I don't think the op was talking about one off sex with someone who thought she was older but a more manipulative relationship where you are made to do things you do not want to and to feel bad about yourself and a lot of the power is with the older man, I do think the difference between a young 16 year old and a grown up man is not great, surprised how familiar some of your stories are to mine gross gross memories xx

HighBrows · 01/10/2013 14:32

If you were a decent man who looked at a seemingly 17-year-old girl and thought 'phwoar', your next thought should be 'as she looks 17, she could well be younger. I should check'.

Couldn't agree more with you Dahlen.

Norudeshitrequired · 01/10/2013 14:34

Dahlen - how would he check?
I am not being deliberately facetious, just thinking back to my own days as a 15 year old when I used to go out clubbing. You had to be 21 to get into most of the clubs but I used to get in without any problems (and no fake id). There would have been no reason for guys in the club to think I was under 16. I could easily have lied about my age but never did. Fortunately I never met any guys who were interested in underage girls.

mewmeow · 01/10/2013 14:39

I do think it is different if they genuinely believe the girl/boy is older and especially if she has actually told him/her thats the case. However, i can see how this logic could be used by people who actually are predatory to justify their actions.
It also works the other way of course, in my op i said the age was 25, but there were many different rumours about the age being closer to 30. I dont think that was the case but its hard to be exactly sure without asking for some form of ID, which can be bit weird in a new relationship!

OP posts:
DownstairsMixUp · 01/10/2013 14:39

This reply has been withdrawn

This has been withdrawn by MNHQ at the poster's request.

HighBrows · 01/10/2013 14:40

NoRude I think you are misunderstanding this thread. It's one thing if young girls lie about their ages however throughout this thread all the 'men' involved with young girls knew they were young and under the age of consent. This didn't stop them acting in a predatory way. Any man I know would know the difference between a 15 year old girl and a 21 year old adult.

What you are proposing is a completely different scenario.

Dahlen · 01/10/2013 14:40

If in doubt, don't go there. It's not compulsory to sleep with someone you are attracted to but have doubts about their age. A man's knob is not going to fall off if he doesn't take his chances. It's a message I am drumming into my son.

Dahlen · 01/10/2013 14:42

We are derailing slightly, I agree, but I think it's relevant as in many cases the defence used by an older, predatory man who has a relationship with a teen under the age of consent, will be that he thought she was older when they embarked on their affair and by the time he found out he was already in too deep. Hmm

Any man with an IQ above 5 would realise that a young looking girl who is unable to provide proof she is over 16 is probably lying. That "she looked older" is not a defence for door staff etc.

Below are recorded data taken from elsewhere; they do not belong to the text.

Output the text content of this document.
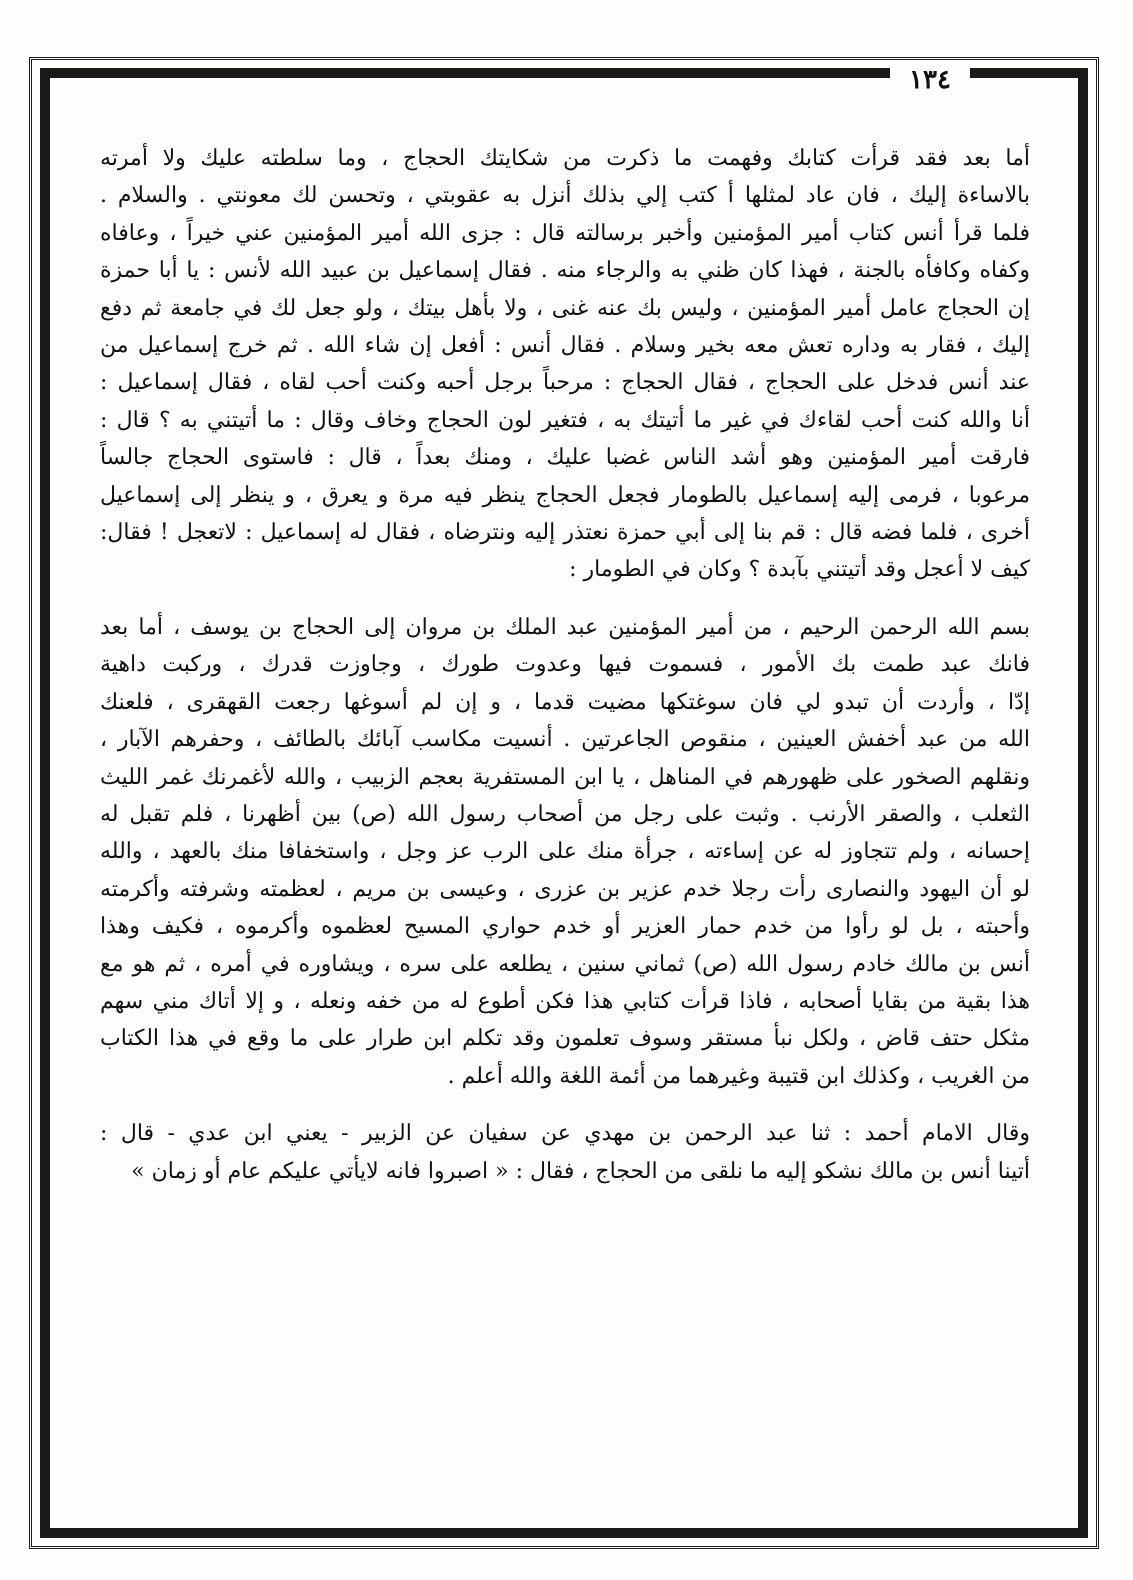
١٣٤
أما بعد فقد قرأت كتابك وفهمت ما ذكرت من شكايتك الحجاج ، وما سلطته عليك ولا أمرته
بالاساءة إليك ، فان عاد لمثلها أ كتب إلي بذلك أنزل به عقوبتي ، وتحسن لك معونتي . والسلام .
فلما قرأ أنس كتاب أمير المؤمنين وأخبر برسالته قال : جزى الله أمير المؤمنين عني خيراً ، وعافاه
وكفاه وكافأه بالجنة ، فهذا كان ظني به والرجاء منه . فقال إسماعيل بن عبيد الله لأنس : يا أبا حمزة
إن الحجاج عامل أمير المؤمنين ، وليس بك عنه غنى ، ولا بأهل بيتك ، ولو جعل لك في جامعة ثم دفع
إليك ، فقار به وداره تعش معه بخير وسلام . فقال أنس : أفعل إن شاء الله . ثم خرج إسماعيل من
عند أنس فدخل على الحجاج ، فقال الحجاج : مرحباً برجل أحبه وكنت أحب لقاه ، فقال إسماعيل :
أنا والله كنت أحب لقاءك في غير ما أتيتك به ، فتغير لون الحجاج وخاف وقال : ما أتيتني به ؟ قال :
فارقت أمير المؤمنين وهو أشد الناس غضبا عليك ، ومنك بعداً ، قال : فاستوى الحجاج جالساً
مرعوبا ، فرمى إليه إسماعيل بالطومار فجعل الحجاج ينظر فيه مرة و يعرق ، و ينظر إلى إسماعيل
أخرى ، فلما فضه قال : قم بنا إلى أبي حمزة نعتذر إليه ونترضاه ، فقال له إسماعيل : لاتعجل ! فقال:
كيف لا أعجل وقد أتيتني بآبدة ؟ وكان في الطومار :
بسم الله الرحمن الرحيم ، من أمير المؤمنين عبد الملك بن مروان إلى الحجاج بن يوسف ، أما بعد
فانك عبد طمت بك الأمور ، فسموت فيها وعدوت طورك ، وجاوزت قدرك ، وركبت داهية
إدّا ، وأردت أن تبدو لي فان سوغتكها مضيت قدما ، و إن لم أسوغها رجعت القهقرى ، فلعنك
الله من عبد أخفش العينين ، منقوص الجاعرتين . أنسيت مكاسب آبائك بالطائف ، وحفرهم الآبار ،
ونقلهم الصخور على ظهورهم في المناهل ، يا ابن المستفرية بعجم الزبيب ، والله لأغمرنك غمر الليث
الثعلب ، والصقر الأرنب . وثبت على رجل من أصحاب رسول الله (ص) بين أظهرنا ، فلم تقبل له
إحسانه ، ولم تتجاوز له عن إساءته ، جرأة منك على الرب عز وجل ، واستخفافا منك بالعهد ، والله
لو أن اليهود والنصارى رأت رجلا خدم عزير بن عزرى ، وعيسى بن مريم ، لعظمته وشرفته وأكرمته
وأحبته ، بل لو رأوا من خدم حمار العزير أو خدم حواري المسيح لعظموه وأكرموه ، فكيف وهذا
أنس بن مالك خادم رسول الله (ص) ثماني سنين ، يطلعه على سره ، ويشاوره في أمره ، ثم هو مع
هذا بقية من بقايا أصحابه ، فاذا قرأت كتابي هذا فكن أطوع له من خفه ونعله ، و إلا أتاك مني سهم
مثكل حتف قاض ، ولكل نبأ مستقر وسوف تعلمون وقد تكلم ابن طرار على ما وقع في هذا الكتاب
من الغريب ، وكذلك ابن قتيبة وغيرهما من أئمة اللغة والله أعلم .
وقال الامام أحمد : ثنا عبد الرحمن بن مهدي عن سفيان عن الزبير - يعني ابن عدي - قال :
أتينا أنس بن مالك نشكو إليه ما نلقى من الحجاج ، فقال : « اصبروا فانه لايأتي عليكم عام أو زمان »
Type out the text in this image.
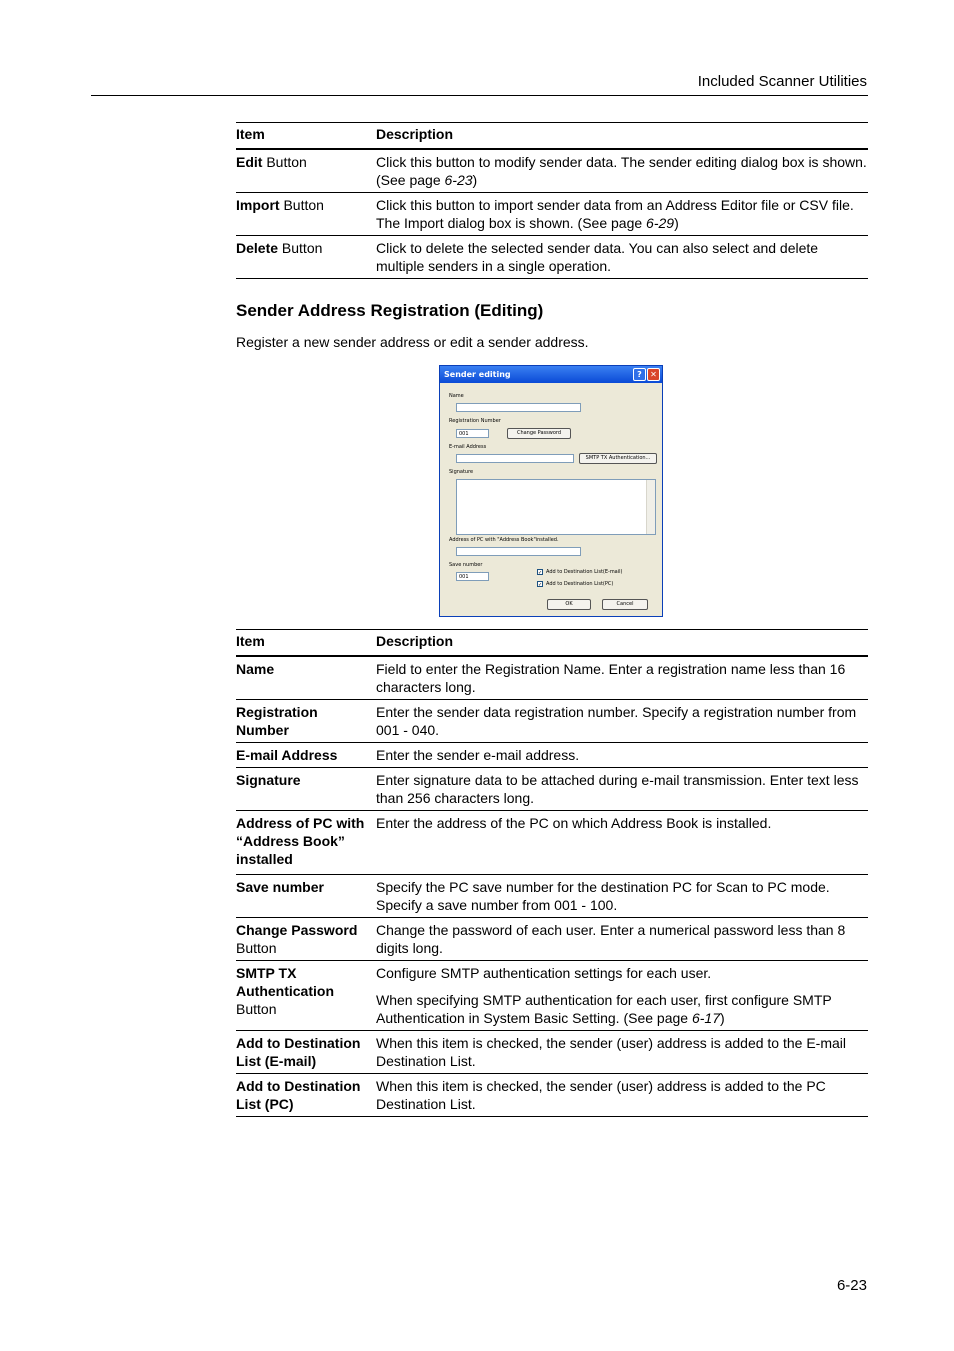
Included Scanner Utilities
Item	Description
Edit Button	Click this button to modify sender data. The sender editing dialog box is shown. (See page 6-23)
Import Button	Click this button to import sender data from an Address Editor file or CSV file. The Import dialog box is shown. (See page 6-29)
Delete Button	Click to delete the selected sender data. You can also select and delete multiple senders in a single operation.
Sender Address Registration (Editing)
Register a new sender address or edit a sender address.
Sender editing	?	✕
Name
Registration Number
001	Change Password
E-mail Address
SMTP TX Authentication...
Signature
Address of PC with "Address Book"installed.
Save number
001
✓ Add to Destination List(E-mail)
✓ Add to Destination List(PC)
OK	Cancel
Item	Description
Name	Field to enter the Registration Name. Enter a registration name less than 16 characters long.
Registration Number	Enter the sender data registration number. Specify a registration number from 001 - 040.
E-mail Address	Enter the sender e-mail address.
Signature	Enter signature data to be attached during e-mail transmission. Enter text less than 256 characters long.
Address of PC with “Address Book” installed	Enter the address of the PC on which Address Book is installed.
Save number	Specify the PC save number for the destination PC for Scan to PC mode. Specify a save number from 001 - 100.
Change Password
Button	Change the password of each user. Enter a numerical password less than 8 digits long.
SMTP TX Authentication
Button	Configure SMTP authentication settings for each user.
When specifying SMTP authentication for each user, first configure SMTP Authentication in System Basic Setting. (See page 6-17)

Add to Destination List (E-mail)	When this item is checked, the sender (user) address is added to the E-mail Destination List.
Add to Destination List (PC)	When this item is checked, the sender (user) address is added to the PC Destination List.
6-23
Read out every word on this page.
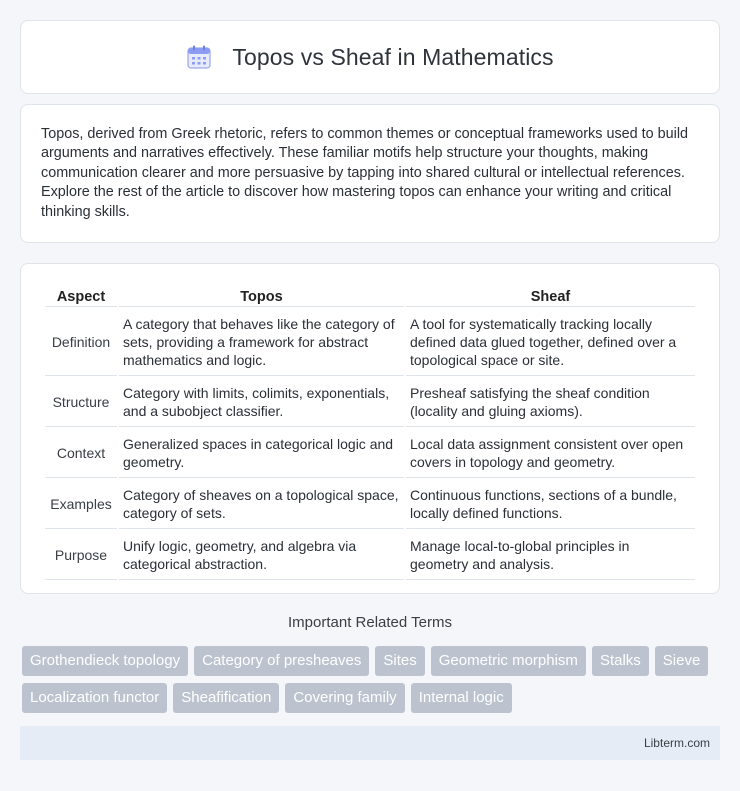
Topos vs Sheaf in Mathematics

Topos, derived from Greek rhetoric, refers to common themes or conceptual frameworks used to build arguments and narratives effectively. These familiar motifs help structure your thoughts, making communication clearer and more persuasive by tapping into shared cultural or intellectual references. Explore the rest of the article to discover how mastering topos can enhance your writing and critical thinking skills.

Aspect	Topos	Sheaf
Definition	A category that behaves like the category of sets, providing a framework for abstract mathematics and logic.	A tool for systematically tracking locally defined data glued together, defined over a topological space or site.
Structure	Category with limits, colimits, exponentials, and a subobject classifier.	Presheaf satisfying the sheaf condition (locality and gluing axioms).
Context	Generalized spaces in categorical logic and geometry.	Local data assignment consistent over open covers in topology and geometry.
Examples	Category of sheaves on a topological space, category of sets.	Continuous functions, sections of a bundle, locally defined functions.
Purpose	Unify logic, geometry, and algebra via categorical abstraction.	Manage local-to-global principles in geometry and analysis.
Important Related Terms
Grothendieck topology	Category of presheaves	Sites	Geometric morphism	Stalks	Sieve
Localization functor	Sheafification	Covering family	Internal logic
Libterm.com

HighBrows · 01/10/2013 14:43

Again I am in total agreement with you Dahlen.

I have an almost 18 year old son, he is very immature however if he arrived home with a 15 year old girlfriend I'd be very unimpressed. I've spoken to him about how girls can look older etc.

Norudeshitrequired · 01/10/2013 14:45

Yes high brows - I did say that if the man is aware that the girl is underage then he should be prosecuted.
I was just responding to the previous comments about grey areas and thin lines and saying that for me the only grey area is if he genuinely didn't know she was underage.

HighBrows · 01/10/2013 14:48

Well to be honest I know many men and I know for certainty that they know the difference between a young girl, under the age of consent and a woman.

Norudeshitrequired · 01/10/2013 14:49

Maybe I just looked old before my time Sad

bigknickersforthepicker · 01/10/2013 14:54

I had this exact thing. 14. he was 27 . married.

I thought I was so grown up. knew it all.

know I shiver. He took advantage and if any man considers the same with my dd I'll be screaming too. I don't think he abused me. it was definitely consensual but I believe strongly that he knew it was wrong. That he was taking advantage and I was not of an adult mind to know better.